Do not be daunted by the enormity of the world’s grief.
Do justly, now.
Love mercy, now.
Walk humbly, now.
You are not obligated to complete the work,
but neither are you free to abandon it.
[Talmud]

Yesterday I attempted to go meet a friend in the southern end of Paris (I’m way in the north) and managed to get on a bus in rush hour going the wrong way (well, first I missed a bus, or couldn’t manage to get on because it was too full; after that, when I got on the next one, I realized I was going the wrong way). On that bus I stood next to two French women who were (and with apologies to dogs and humans, there is no other appropriate word) bitching about traffic, and bus stop failures, and organizational failures, and construction. I made a joke in French: “A Chicago on dit qu’il y a deux saisons, l’hiver, et travaux,” which got me a bitter nod and a one and a half second pause in the bitching.
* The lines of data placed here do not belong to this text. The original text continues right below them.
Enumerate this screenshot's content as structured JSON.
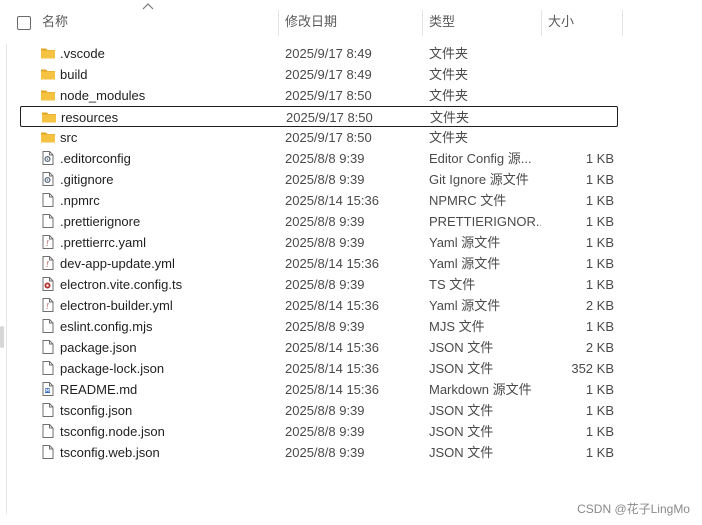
{
  "columns": {
    "name": "名称",
    "date": "修改日期",
    "type": "类型",
    "size": "大小"
  },
  "files": [
    {
      "name": ".vscode",
      "date": "2025/9/17 8:49",
      "type": "文件夹",
      "size": "",
      "icon": "folder-icon"
    },
    {
      "name": "build",
      "date": "2025/9/17 8:49",
      "type": "文件夹",
      "size": "",
      "icon": "folder-icon"
    },
    {
      "name": "node_modules",
      "date": "2025/9/17 8:50",
      "type": "文件夹",
      "size": "",
      "icon": "folder-icon"
    },
    {
      "name": "resources",
      "date": "2025/9/17 8:50",
      "type": "文件夹",
      "size": "",
      "icon": "folder-icon",
      "selected": true
    },
    {
      "name": "src",
      "date": "2025/9/17 8:50",
      "type": "文件夹",
      "size": "",
      "icon": "folder-icon"
    },
    {
      "name": ".editorconfig",
      "date": "2025/8/8 9:39",
      "type": "Editor Config 源...",
      "size": "1 KB",
      "icon": "gear-file-icon"
    },
    {
      "name": ".gitignore",
      "date": "2025/8/8 9:39",
      "type": "Git Ignore 源文件",
      "size": "1 KB",
      "icon": "gear-file-icon"
    },
    {
      "name": ".npmrc",
      "date": "2025/8/14 15:36",
      "type": "NPMRC 文件",
      "size": "1 KB",
      "icon": "file-icon"
    },
    {
      "name": ".prettierignore",
      "date": "2025/8/8 9:39",
      "type": "PRETTIERIGNOR...",
      "size": "1 KB",
      "icon": "file-icon"
    },
    {
      "name": ".prettierrc.yaml",
      "date": "2025/8/8 9:39",
      "type": "Yaml 源文件",
      "size": "1 KB",
      "icon": "yaml-file-icon"
    },
    {
      "name": "dev-app-update.yml",
      "date": "2025/8/14 15:36",
      "type": "Yaml 源文件",
      "size": "1 KB",
      "icon": "yaml-file-icon"
    },
    {
      "name": "electron.vite.config.ts",
      "date": "2025/8/8 9:39",
      "type": "TS 文件",
      "size": "1 KB",
      "icon": "ts-file-icon"
    },
    {
      "name": "electron-builder.yml",
      "date": "2025/8/14 15:36",
      "type": "Yaml 源文件",
      "size": "2 KB",
      "icon": "yaml-file-icon"
    },
    {
      "name": "eslint.config.mjs",
      "date": "2025/8/8 9:39",
      "type": "MJS 文件",
      "size": "1 KB",
      "icon": "file-icon"
    },
    {
      "name": "package.json",
      "date": "2025/8/14 15:36",
      "type": "JSON 文件",
      "size": "2 KB",
      "icon": "file-icon"
    },
    {
      "name": "package-lock.json",
      "date": "2025/8/14 15:36",
      "type": "JSON 文件",
      "size": "352 KB",
      "icon": "file-icon"
    },
    {
      "name": "README.md",
      "date": "2025/8/14 15:36",
      "type": "Markdown 源文件",
      "size": "1 KB",
      "icon": "markdown-file-icon"
    },
    {
      "name": "tsconfig.json",
      "date": "2025/8/8 9:39",
      "type": "JSON 文件",
      "size": "1 KB",
      "icon": "file-icon"
    },
    {
      "name": "tsconfig.node.json",
      "date": "2025/8/8 9:39",
      "type": "JSON 文件",
      "size": "1 KB",
      "icon": "file-icon"
    },
    {
      "name": "tsconfig.web.json",
      "date": "2025/8/8 9:39",
      "type": "JSON 文件",
      "size": "1 KB",
      "icon": "file-icon"
    }
  ],
  "watermark": "CSDN @花子LingMo",
  "colors": {
    "folder": "#f5c242",
    "folder_dark": "#e0a526",
    "selection_border": "#1f1f1f"
  }
}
Before that, I sat at the bus stop and was drawn in as an external arbiter between an elderly Senegalese man and a young Romany woman, on the question of whether or not it was a public shame that she was barefoot in France. I said “Oh, maybe not necessarily,” which got me a big grin from her, but somehow avoided offending him, either that or he really wanted to talk, because then he proceeded to tell me about France. In 1972 the metros here were still segregated. In 1974, if you were from another country, and you wanted to visit home, you had to buy an identity card for ten thousand francs to get back into the country. At this point an Algerian (I think) chimed in, and they got in a discussion I couldn’t quite follow, about work. Definitively, in the seventies there was more work and fewer immigrants. Now there are more immigrants and less work. But either now or then (I got lost at this point) nobody wanted to work night shifts.